Like I said before, I was looking forward to my class today, A Life In Art: The Brothers Grimm , and the teacher did not disappoint. Oddly, she reminds me of Edie McClurg with blonde hair. I'll try to get her to call me a "righteous dude" by the end of the semester.
It looks like it's going to be a very interesting class. As the teacher said, the subject of the Grimm Fairy Tales encompasses a huge breadth of specializations, and before too long, we'll have to choose in what area of knowledge to specialize. Will it be the Hero's Journey? Freudian and Jungian analysis? Reinterpretations, Subjugations, or Fractured retellings? Medieval culture, French salons, or Germanic Victorian society? We received a chart detailing all of the different arenas this subject could venture into, and it's pretty big. It even included illustrators such as Maurice Sendak and *gasp* Will Eisner, the King of Comic Books.
So I'm pretty pleased. In our first session, after going over this and our syllabus, we discussed our first assignment. We were treated to a projection showing of Edward Gorey's rather morbid alphabet chapbook The Gashlycrumb Tinies (how many alphabet books can you find that include a girl with a bloody hatchet buried in her chest? I ask you!), and then instructed to each choose a letter, for which we will write a sentence ("A is for Andrew who...") and draw an illustration. One of my favorite questions from the students was, "Does it have to be about a child being killed?" A fair question, but still funny. I mean, where else could you expect to hear that?
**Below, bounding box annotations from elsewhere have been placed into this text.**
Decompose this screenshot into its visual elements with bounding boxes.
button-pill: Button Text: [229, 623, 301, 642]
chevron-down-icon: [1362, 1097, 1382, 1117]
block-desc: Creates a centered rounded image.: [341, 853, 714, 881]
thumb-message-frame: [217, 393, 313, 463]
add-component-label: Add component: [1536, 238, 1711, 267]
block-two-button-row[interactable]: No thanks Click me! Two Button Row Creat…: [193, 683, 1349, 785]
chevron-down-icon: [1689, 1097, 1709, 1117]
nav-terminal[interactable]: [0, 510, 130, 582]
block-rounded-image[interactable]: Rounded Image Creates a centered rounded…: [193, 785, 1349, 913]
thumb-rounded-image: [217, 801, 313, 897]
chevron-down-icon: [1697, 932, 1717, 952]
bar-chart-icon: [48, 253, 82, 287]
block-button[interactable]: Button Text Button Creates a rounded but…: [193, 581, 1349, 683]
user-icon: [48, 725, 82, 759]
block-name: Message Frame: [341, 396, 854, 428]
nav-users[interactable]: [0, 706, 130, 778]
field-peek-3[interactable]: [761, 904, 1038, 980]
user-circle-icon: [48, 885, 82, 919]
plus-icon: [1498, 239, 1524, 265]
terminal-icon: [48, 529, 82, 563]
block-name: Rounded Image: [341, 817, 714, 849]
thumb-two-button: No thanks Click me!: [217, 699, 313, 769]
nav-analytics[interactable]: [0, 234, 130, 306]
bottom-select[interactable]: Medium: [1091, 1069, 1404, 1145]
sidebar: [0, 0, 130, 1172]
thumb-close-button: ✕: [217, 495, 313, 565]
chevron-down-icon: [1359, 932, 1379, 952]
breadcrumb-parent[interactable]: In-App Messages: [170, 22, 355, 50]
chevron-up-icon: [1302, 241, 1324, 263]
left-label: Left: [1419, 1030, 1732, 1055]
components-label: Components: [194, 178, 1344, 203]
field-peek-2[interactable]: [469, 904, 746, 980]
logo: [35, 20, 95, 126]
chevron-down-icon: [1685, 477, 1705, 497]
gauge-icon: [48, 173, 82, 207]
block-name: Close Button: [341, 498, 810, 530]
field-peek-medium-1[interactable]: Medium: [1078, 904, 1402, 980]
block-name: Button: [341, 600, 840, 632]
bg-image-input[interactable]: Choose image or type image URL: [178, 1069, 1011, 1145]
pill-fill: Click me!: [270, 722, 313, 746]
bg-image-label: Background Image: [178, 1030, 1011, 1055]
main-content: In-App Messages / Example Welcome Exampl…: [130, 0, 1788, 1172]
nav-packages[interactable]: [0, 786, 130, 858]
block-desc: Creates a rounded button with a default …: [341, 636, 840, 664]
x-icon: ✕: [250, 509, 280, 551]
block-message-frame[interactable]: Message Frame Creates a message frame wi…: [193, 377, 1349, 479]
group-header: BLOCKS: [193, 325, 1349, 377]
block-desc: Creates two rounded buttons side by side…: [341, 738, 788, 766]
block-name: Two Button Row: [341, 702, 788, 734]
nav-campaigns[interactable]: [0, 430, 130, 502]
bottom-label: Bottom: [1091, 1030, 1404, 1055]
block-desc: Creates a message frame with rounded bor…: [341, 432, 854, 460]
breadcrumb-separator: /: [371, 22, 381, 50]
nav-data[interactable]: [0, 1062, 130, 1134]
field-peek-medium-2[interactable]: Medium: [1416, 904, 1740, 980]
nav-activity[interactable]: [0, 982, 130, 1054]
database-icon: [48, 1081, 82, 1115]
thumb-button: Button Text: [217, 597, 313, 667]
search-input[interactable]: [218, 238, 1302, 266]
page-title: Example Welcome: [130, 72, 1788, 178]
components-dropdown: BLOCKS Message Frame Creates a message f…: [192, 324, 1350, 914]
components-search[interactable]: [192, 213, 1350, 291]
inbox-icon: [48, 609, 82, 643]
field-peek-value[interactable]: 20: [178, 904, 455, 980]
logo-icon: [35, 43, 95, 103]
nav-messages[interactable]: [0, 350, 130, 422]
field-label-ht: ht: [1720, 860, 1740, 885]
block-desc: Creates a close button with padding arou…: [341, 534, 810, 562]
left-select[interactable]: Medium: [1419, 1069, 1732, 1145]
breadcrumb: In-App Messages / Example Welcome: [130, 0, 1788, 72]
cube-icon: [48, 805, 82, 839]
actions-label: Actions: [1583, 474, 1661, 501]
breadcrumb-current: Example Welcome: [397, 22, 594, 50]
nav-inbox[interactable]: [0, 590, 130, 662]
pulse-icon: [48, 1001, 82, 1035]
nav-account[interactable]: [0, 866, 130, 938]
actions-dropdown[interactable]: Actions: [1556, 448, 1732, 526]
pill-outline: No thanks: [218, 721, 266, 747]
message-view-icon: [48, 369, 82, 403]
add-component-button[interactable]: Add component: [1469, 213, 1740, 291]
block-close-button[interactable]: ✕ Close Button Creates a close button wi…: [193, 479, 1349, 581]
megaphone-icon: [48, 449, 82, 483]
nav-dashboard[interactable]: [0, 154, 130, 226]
Okay, now that I've praised murderous brutality toward a child (even if only in fictional context), let me mention that it occurred to me that Mr. Gorey's artwork would be valuable to study for my horror comic. I've been giving a lot of thought to how I'm going to create a horror story in a comic book format and still make it scary. It's one thing to make a horror movie; I'd say it's the easiest way, because one can rely upon suspenseful moments, weirdly-angled shots, sound effects, and music to inspire mounting dread, and of course, sudden jolts of action to inspire shock. In written form, I think it's a bit more difficult, but the advantage is that one's mind is capable of conjuring up far more disturbing and frightening images than any movie can produce. My problem is that I have to straddle both mediums, while enjoying neither of the benefits of either. I've looked at a few other comics that might fall under the horror genre (early Sandman issues, From Hell ), but I obviously need to find more to examine how they do what they do. I'm also thinking of the more disturbing aspects of Watchmen, trying to figure out why those parts were disturbing. A lot of it comes down to how panels are used - the shapes given to them, how much of them fill the page, etc.
Now, granted - much of the tension and horror in these books is due to the skills of the writers - Neil Gaiman and Alan Moore - but I've noticed a few other traits unique to the medium. In From Hell , Eddie Campbell (the artist) has a very uniform appearance to his panels - generally six panels of equal size and then a single 3-panel long panel on either the top of the page or the bottom. The uniform appearance gives the overall comic a sort of calm repetition that, combined with Campbells' scratchy, sketchy style, gives me a kind of claustrophobic, nervous feeling. Kind of like the same sense of low-key yet nerve racking atmosphere one gets from a Night Shyamalan film. In Sandman , there are various different artists contributing, so the look of the book varies from chapter to chapter (thankfully, they got the artists to commit to the entire chapter, rather than divvying up the work issue by issue as DC and Marvel usually do). The horror was generally conveyed in the subject matter itself - highly unexpected turns of the plot, characters doing hideous things to themselves or others... While there were some fairly horrific moments, I would sooner attribute them to Gaiman's writing than the artwork that depicted them.
I've got a couple of books to help me toward my goals. I've got Kenneth Hite's excellent Nightmares of Mine , which dissects the horror genre quite nicely. I've got plenty of articles on plot and such, of course, but Stephen King's advice always looms in my mind: forget plot; create the characters, come up with the "What If...?" and then let the darn story write itself.
Oh, speaking of books...I wrote up a quick little review of Blink on Amazon.com. It should show up in about 24 hours, I think. Apparently Publisher's Weekly thought far less of it than I did. Personally, I didn't agree with most of their criticism, and some of it (such as their claim that it's cynically trying to profit from the public's recent interest in Islam) just isn't valid. Oh, well. You can't please everyone.
I think I have my fair share of trepidation regarding the publishing of any of my work because it means it may be read by professional critics. I'm only just starting to consider this aspect.
Having said that, didn't Dante reserve a circle for critics in Hell?